Wausau Club building side view


WisContext

As many smaller Wisconsin communities face declining population and changing economic realities, people across the state are seeking opportunities for renewal. Few efforts symbolize desires to both celebrate the past and build the future like finding new uses for historic buildings. For example, in 2012, an entrepreneurship group in Vilas County opened a business incubator in a former cranberry plant. And in 2015, the proprietors of Spring Valley Aquaculture purchased an old schoolhouse near Manitowoc to house an indoor shrimp farm.

This kind of reinvention is playing a growing role in economic development in central Wisconsin. Three people who have experience rehabbing historic buildings visited Wisconsin Public Radio’s Route 51 program on March 15, 2017 to discuss how these edifices serve as homes for new businesses and artistic endeavors. Their work combines practical grit and high-minded ambitions for culture and community.

Jared Linzmeier operates Ruby Coffee Roasters from a former concrete company building in Nelsonville, a small town in Portage County. Ruby ships its small-batch specialty coffees to shops and cafes across the country. Linzmeier, who grew up in nearby Amherst, talked about how the area’s architecture, culture, and abundance of distinctive small towns drew him back to Wisconsin from Seattle.

“I wanted to start a business that really focused on quality,” he said.

Linzmeier noted that when older people who recall both economic prosperity and tough times in the region stop by Ruby’s tasting room, they’re surprised to see a business operating in a historic space.

“They just seem so excited that it hasn’t been just erased,” he said.

David Hummer runs The Bauhaus art studio in Wausau. He is leading a local effort to open a contemporary art museum in the historic Wausau Club building, said projects like his build on the crucial links between art and architecture.

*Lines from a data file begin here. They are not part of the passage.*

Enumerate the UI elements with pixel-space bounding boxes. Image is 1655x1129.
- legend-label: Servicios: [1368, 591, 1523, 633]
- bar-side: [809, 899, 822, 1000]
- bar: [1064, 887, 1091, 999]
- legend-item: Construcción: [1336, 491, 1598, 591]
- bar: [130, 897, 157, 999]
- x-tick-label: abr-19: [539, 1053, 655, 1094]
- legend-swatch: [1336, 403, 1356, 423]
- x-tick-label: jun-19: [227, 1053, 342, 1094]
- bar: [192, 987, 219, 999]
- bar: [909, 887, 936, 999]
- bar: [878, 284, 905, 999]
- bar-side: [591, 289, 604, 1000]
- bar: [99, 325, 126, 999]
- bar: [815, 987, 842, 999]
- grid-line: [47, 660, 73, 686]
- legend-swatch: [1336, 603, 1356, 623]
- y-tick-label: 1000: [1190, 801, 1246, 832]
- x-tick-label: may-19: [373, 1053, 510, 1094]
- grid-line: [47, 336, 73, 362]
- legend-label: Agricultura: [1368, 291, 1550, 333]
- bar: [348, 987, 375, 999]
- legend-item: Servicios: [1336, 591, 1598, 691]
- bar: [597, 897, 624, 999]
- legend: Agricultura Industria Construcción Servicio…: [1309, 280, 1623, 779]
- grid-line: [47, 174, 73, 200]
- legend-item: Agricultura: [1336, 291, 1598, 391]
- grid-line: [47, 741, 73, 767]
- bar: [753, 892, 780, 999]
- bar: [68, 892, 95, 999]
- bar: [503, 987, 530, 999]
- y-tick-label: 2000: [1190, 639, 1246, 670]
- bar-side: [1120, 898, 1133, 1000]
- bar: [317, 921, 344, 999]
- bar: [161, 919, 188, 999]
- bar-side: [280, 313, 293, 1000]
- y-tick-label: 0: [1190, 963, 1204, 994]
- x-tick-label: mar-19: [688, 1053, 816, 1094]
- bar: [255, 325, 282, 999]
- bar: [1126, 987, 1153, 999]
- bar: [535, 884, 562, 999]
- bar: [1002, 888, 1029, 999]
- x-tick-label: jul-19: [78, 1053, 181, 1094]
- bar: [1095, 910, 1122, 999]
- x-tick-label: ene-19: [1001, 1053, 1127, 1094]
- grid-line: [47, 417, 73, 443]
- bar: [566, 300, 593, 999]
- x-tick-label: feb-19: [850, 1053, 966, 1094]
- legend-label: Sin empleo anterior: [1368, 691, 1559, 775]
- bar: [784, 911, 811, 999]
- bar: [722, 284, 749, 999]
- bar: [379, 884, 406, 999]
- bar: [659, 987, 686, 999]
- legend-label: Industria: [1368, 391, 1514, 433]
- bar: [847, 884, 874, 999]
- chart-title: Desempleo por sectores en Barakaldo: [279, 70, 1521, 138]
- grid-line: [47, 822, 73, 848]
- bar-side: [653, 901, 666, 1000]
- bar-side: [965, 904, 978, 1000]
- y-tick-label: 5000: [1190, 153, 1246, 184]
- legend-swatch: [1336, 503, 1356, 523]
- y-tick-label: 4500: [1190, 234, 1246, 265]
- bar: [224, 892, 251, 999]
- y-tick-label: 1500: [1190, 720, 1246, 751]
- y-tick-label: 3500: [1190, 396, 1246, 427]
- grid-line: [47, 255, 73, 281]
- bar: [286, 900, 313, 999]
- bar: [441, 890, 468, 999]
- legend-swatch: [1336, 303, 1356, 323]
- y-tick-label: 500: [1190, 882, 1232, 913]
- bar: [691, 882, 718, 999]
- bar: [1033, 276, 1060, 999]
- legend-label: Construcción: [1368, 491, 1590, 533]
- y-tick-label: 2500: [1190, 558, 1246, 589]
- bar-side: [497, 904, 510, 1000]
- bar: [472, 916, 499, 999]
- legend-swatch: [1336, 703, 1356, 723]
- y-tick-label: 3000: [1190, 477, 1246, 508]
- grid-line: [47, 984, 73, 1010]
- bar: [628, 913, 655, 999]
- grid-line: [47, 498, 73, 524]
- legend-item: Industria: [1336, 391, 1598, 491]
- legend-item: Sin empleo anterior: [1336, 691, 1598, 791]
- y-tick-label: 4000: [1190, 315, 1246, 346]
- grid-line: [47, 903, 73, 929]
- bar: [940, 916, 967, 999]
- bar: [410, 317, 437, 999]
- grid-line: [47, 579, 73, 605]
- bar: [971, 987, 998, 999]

Bauhaus is named after a German art movement that focused on how the two disciplines intersect.

“I’m a rare hybrid of painter, businessman, developer,” Hummer said.

The Wausau Club began life as a men-only business club.
Glen Moberg/Wisconsin Public Radio

He’ll need to be all three to make the project succeed: The building has been vacant since 2004 and needs structural renovations and new gallery lighting. But Hummer is hopeful, and is pitching the project to the city of Wausau by citing its potential economic impact.

“Most people don’t realize that paintings are constructed — they’re built, just like a good building,” he said, noting that the word “bauhaus” translates from German as “house of construction.”

A little to the north in Merrill, Stephanie Springborn and her Winds Paradox project are also taking a nuts-and-bolts view, as she works to convert a historic building into an art gallery. The structure, which Springborn has dubbed the Matthias Building, has in the past served as an armory and a vocational school.She had to talk Merrill’s city council out of demolishing it.

Over the course of her work, Springborn documented the renovation of this building in very rough shape. Her images underscore the fact that there’s no road map for people who take on such projects.

“There’s so much along that journey that goes unspoken… in my case, the parapet that buckled when we were removing the old roof,” she said.

Springborn said people renovating historic buildings have a duty to make sure “it isn’t just a dream that’s off in la la land, that it’s actually a viable and economic entity, creating something new.”

In addition to literally getting her hands dirty and tackling the building’s rotted-out roof, she prepared for the venture by talking with other local businesses and counting cars to make sure the location would attract adequate traffic.

“It becomes a challenge almost of urban planning and how do you make a corridor through a city, how do you make attractions, how do you draw people to Merrill?” she said.

The Wausau Club building began life as a men-only business club in 1901 or 02. Hummer believes the original tenants would approve of his venture, but also points out the irony of opening an inclusive venture in the space.

“It will be a place where the community decides the fate of the future of this city,” he said. “It’s going to be opened up for that kind of discussion and dialogue.”

It’s safe to say that the people who originally built these structures didn’t have art or small-batch coffee in mind, but perhaps that only enriches the connection between history and the future.